AceVector IPO Analysis: Funding, Shareholders & Growth

On: Monday, December 8, 2025 12:06 PM
---Advertisement---

AceVector IPO Plans Analyzed

AceVector, a company backed by SoftBank, is preparing to go public with an IPO. The company has received approval from India’s regulatory body, Sebi, and filed an updated prospectus. This IPO will raise ₹300 crore through the sale of new shares and existing investors offering 63.8 million shares. Let’s break down what AceVector plans to do with the money and who’s involved.

Key Points

  • AceVector’s IPO aims to raise ₹300 crore from the market.
  • Existing investors are selling 63.8 million shares in the IPO.
  • The funds will bolster marketing and business growth strategies.
  • Technology upgrades and acquisitions will significantly enhance operations.
  • SoftBank, Kunal Bahl, and Rohit Bansal remain key shareholders.
  • India’s e-commerce market is projected for significant growth.

How AceVector Will Use the Money: The company intends to use the raised funds primarily for marketing and promoting its business. A significant portion will be invested in strengthening its technology infrastructure to improve the performance of its online marketplace. Finally, AceVector plans to explore growth through acquiring other businesses.

Key Shareholders and Backers: SoftBank is a major investor, holding around 30% of the company. Kunal Bahl and Rohit Bansal, the co-founders, also own a substantial stake of roughly 34%. Other notable investors include Nexus Venture Partners (over 9%), eBay, Foxconn, Temasek, Premji Invest, and RNT Associates. These investors bring valuable expertise and resources to AceVector’s operations.

What AceVector Does: AceVector operates a diverse range of businesses. These include Snapdeal, its online lifestyle marketplace; Unicommerce, a platform that helps e-commerce companies run smoothly; and Stellaro Brands, which focuses on selling products from well-known consumer brands both online and in physical stores. This diversified approach helps AceVector cater to a broader customer base and meet various e-commerce needs.
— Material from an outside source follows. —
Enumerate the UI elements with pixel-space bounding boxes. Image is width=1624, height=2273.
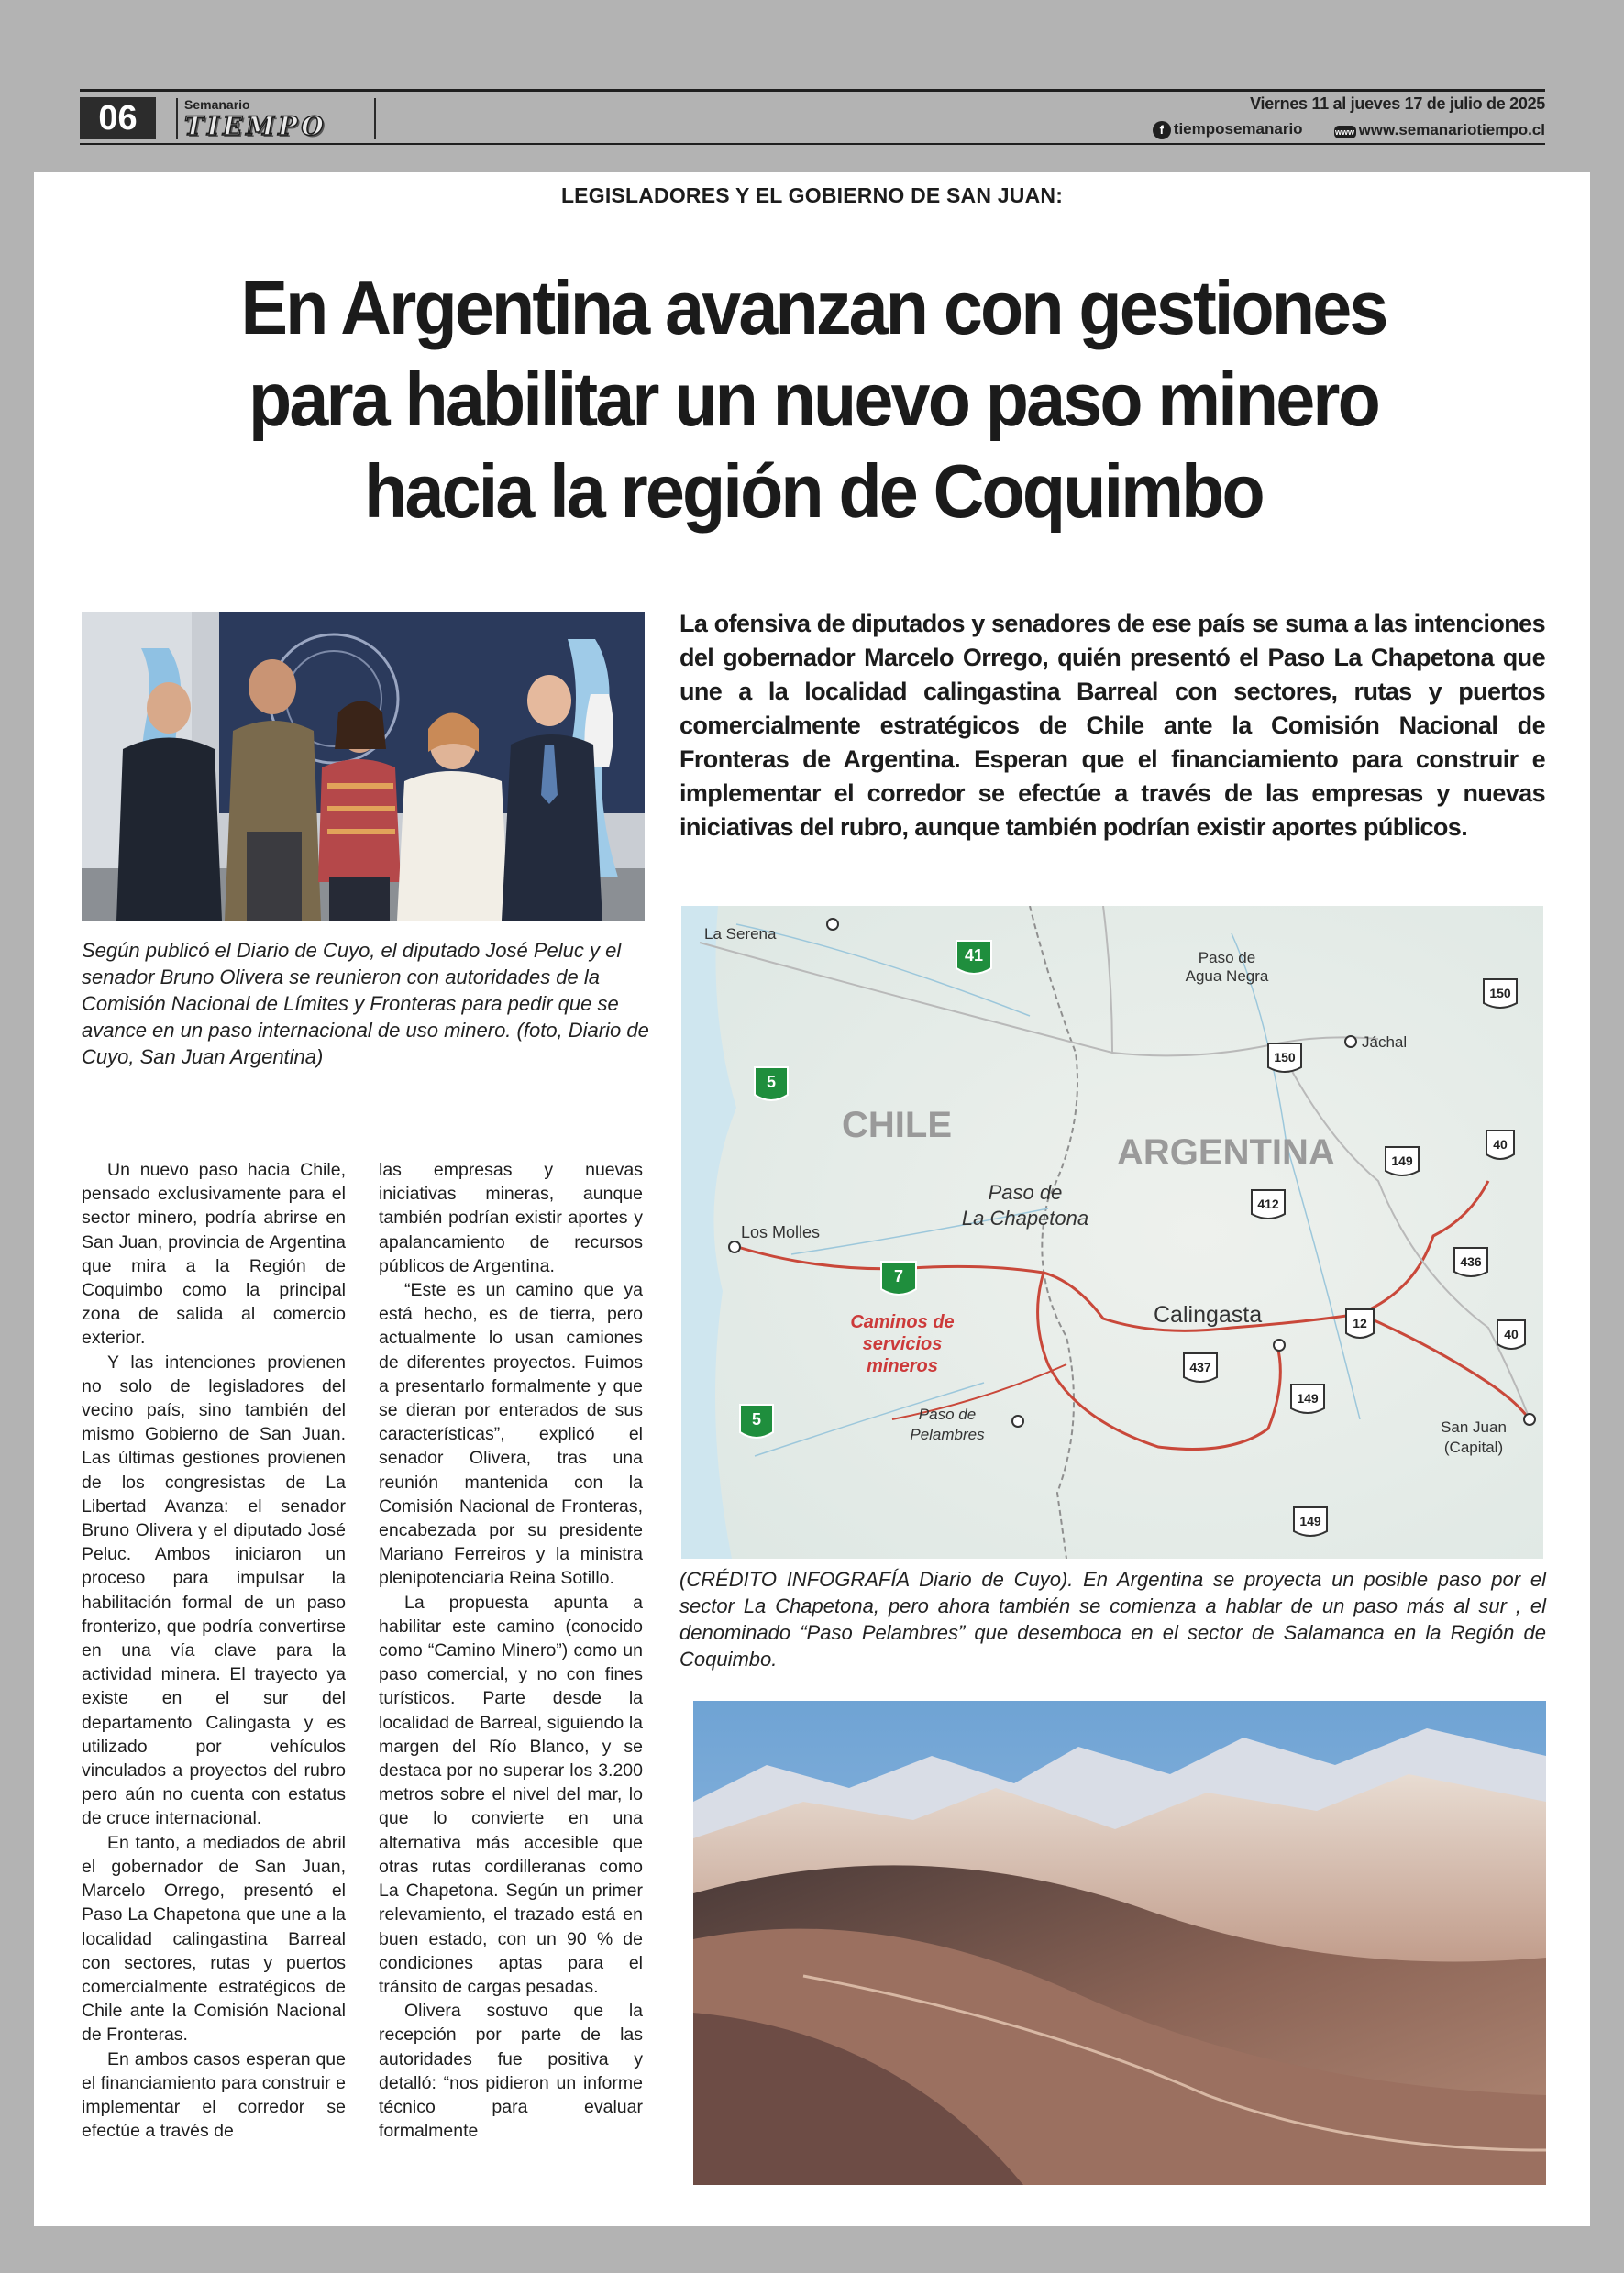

Snapdeal’s Recent Performance: In the first half of the current fiscal year (FY26), Snapdeal handled 13 million product shipments – a 46% increase compared to the previous year. The platform generated ₹544 crore in revenue, with fashion, home goods, and beauty products contributing the most to its sales. These numbers demonstrate Snapdeal’s growing market share and customer engagement.

Market Growth Potential: According to a report by 1Lattice, India’s e-commerce market is expected to grow rapidly. It’s predicted to increase by 19.6% annually, reaching $234.4 billion by FY30, fueled by a rise in the number of people shopping online – from 300 million to 700 million.

Strategic Acquisitions: AceVector has actively pursued expansion through acquisitions. In 2015, it acquired Unicommerce, a key SaaS platform for e-commerce operations. More recently, it added Shipway and Convertway to its portfolio, further strengthening its capabilities.

Ultimately, AceVector’s IPO represents a significant step in its journey to capitalize on India’s booming e-commerce market.